Selain itu, penyebab dari munculnya rasa hyper-independece ini disebabkan oleh beberapa hal, yakni karena di masa lalunya seseorang pernah diabaikan oleh orang-orang terdekatnya (bisa orang tua atau wali yang mengasuh dari kecil), pernah mengalami kekerasan sehingga menimbulkan trust issue yang membuatnya enggan untuk meminta bantuan kepada orang lain, bahkan karena merasa bahwa dirinya tidak pantas untuk mendapatkan dukungan dari orang lain atau lingkungan sosialnya.
Sejalan dengan hal itu, seorang psikolog klinis Ami Marschall menerangkan, bahwa orang yang memiliki sifat hyper-indepence ditandai dengan perilaku yang terkesan memaksakan diri sendiri untuk mampu menangani segala hal yang dilakukannya bahkan disaat mengalami kondisi susah sekalipun ia akan tetap berusaha untuk mengatasinya sendiri tanpa bantuan orang lain. Orang yang memiliki sifat hyper-independence ini seringkali menghindari bantuan karena merasa hanya akan merepotkan orang lain sehingga ia merasa tidak enak dan memilih melakukan segala urusannya sendiri.

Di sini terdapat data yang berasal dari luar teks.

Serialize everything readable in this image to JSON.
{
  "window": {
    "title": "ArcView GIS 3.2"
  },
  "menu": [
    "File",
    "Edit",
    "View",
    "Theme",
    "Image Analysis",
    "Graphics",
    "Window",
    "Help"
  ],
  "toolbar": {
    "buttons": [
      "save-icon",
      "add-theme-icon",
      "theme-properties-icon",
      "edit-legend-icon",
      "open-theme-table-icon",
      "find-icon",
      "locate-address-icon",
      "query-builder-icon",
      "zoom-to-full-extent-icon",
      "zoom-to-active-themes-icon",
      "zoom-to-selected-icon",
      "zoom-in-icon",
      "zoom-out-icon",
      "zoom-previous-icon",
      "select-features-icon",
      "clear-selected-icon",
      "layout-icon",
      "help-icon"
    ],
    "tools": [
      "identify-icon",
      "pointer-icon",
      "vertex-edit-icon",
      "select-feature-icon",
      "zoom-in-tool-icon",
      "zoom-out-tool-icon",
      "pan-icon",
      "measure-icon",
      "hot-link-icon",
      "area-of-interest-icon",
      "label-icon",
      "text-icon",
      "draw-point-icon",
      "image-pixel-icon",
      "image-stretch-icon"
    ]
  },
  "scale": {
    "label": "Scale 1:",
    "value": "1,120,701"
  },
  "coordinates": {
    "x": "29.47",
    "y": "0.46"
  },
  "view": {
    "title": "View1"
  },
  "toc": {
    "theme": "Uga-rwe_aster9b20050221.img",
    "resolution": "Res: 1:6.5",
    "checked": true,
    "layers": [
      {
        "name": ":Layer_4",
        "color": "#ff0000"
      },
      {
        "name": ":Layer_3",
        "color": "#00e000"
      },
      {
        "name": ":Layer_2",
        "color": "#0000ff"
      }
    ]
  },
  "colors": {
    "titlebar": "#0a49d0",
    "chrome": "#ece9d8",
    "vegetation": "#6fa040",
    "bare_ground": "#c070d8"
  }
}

Tanda-tanda lain yang umumnya dimiliki oleh seseorang yang hyper-independence antara lain;
- Terlalu memaksakan diri dan bekerja keras
Mereka yang hyper-independence secara tidak langsung akan membuat dirinya berusaha semaksimal mungkin dalam melakukan/mendapatkan sesuatu, seperti dalam pekerjaan maupun pendidikan. Hal ini dilakukan agar meminimalisir adanya kegagalan karena mereka sekaligus orang yang ambisius. Karena mandiri, mereka tidak ingin terlihat lemah atau kesulitan di hadapan orang lain sehingga mereka ingin mencapai keberhasilan dari apapun yang dilakukan.
- Berkepribadian yang tertutup dan enggan meminta bantuan
Seperti ciri yang pertama, mereka terlalu keras terhadap diri sendiri sehingga jarang atau bahkan tidak pernah mau meluangkan waktu untuk bersantai sejenak bersama orang-orang terdekat. Karena hal ini, mereka juga cenderung menutup diri dari orang lain dan enggan meminta bantuan meskipun dalam keadaan yang sulit. Selain merasa bahwa meminta bantuan hanya akan merepotkan orang lain, mereka juga lebih nyaman mengerjakan kegiatan mereka sendiri.
- Tidak suka menjalin hubungan yang dekat dengan orang lain
Mereka yang berkepribadian hyper-independence cenderung tidak menyukai hubungan yang intim dengan orang lain karena dalam kesehariannya mereka sudah terbiasa melakukan apapun secara mandiri. Selain itu, sikapnya ini hanya untuk menghindari adanya pengkhianatan atau bisa dibilang orang yang mandiri secara berlebihan biasanya memiliki kepercayaan buruk terhadap hubungan dekat dengan orang lain. Seperti yang sudah dijelaskan sebelumnya, pemikiran ini kemungkinan besar disebabkan oleh trauma yang ada di masa lalu.
- Sering mengambil keputusan secara mandiri
Konselor profesional Joanne Frederick mengatakan, bahwa orang yang mandiri secara berlebihan cenderung mengambil keputusan tanpa mendiskusikannya terlebih dahulu dengan orang lain karena sering memiliki sudut pandang “aku” dibandingkan dengan “kita”. Memang tindakan yang dilakukannya ini sangat berani, namun tetap saja keputusan yang diambil belum tentu memberikan dampak yang baik untuk dirinya dan sekitarnya.
Jadi, apabila kamu merasakan tanda-tanda seperti yang sudah disebutkan diatas, sebaiknya mulai berhenti dan cobalah untuk membuka diri dengan orang lain agar tidak menyulitkan diri sendiri. Lakukan secara perlahan dan jangan ragu untuk meminta bantuan ahli agar apabila terdapat trauma dalam diri, kamu bisa segera mengatasinya. Dengan begitu, tidak menutup kemungkinan kamu akan dapat menjalani kehidupan sehari-hari dengan lebih bahagia dari sebelumnya.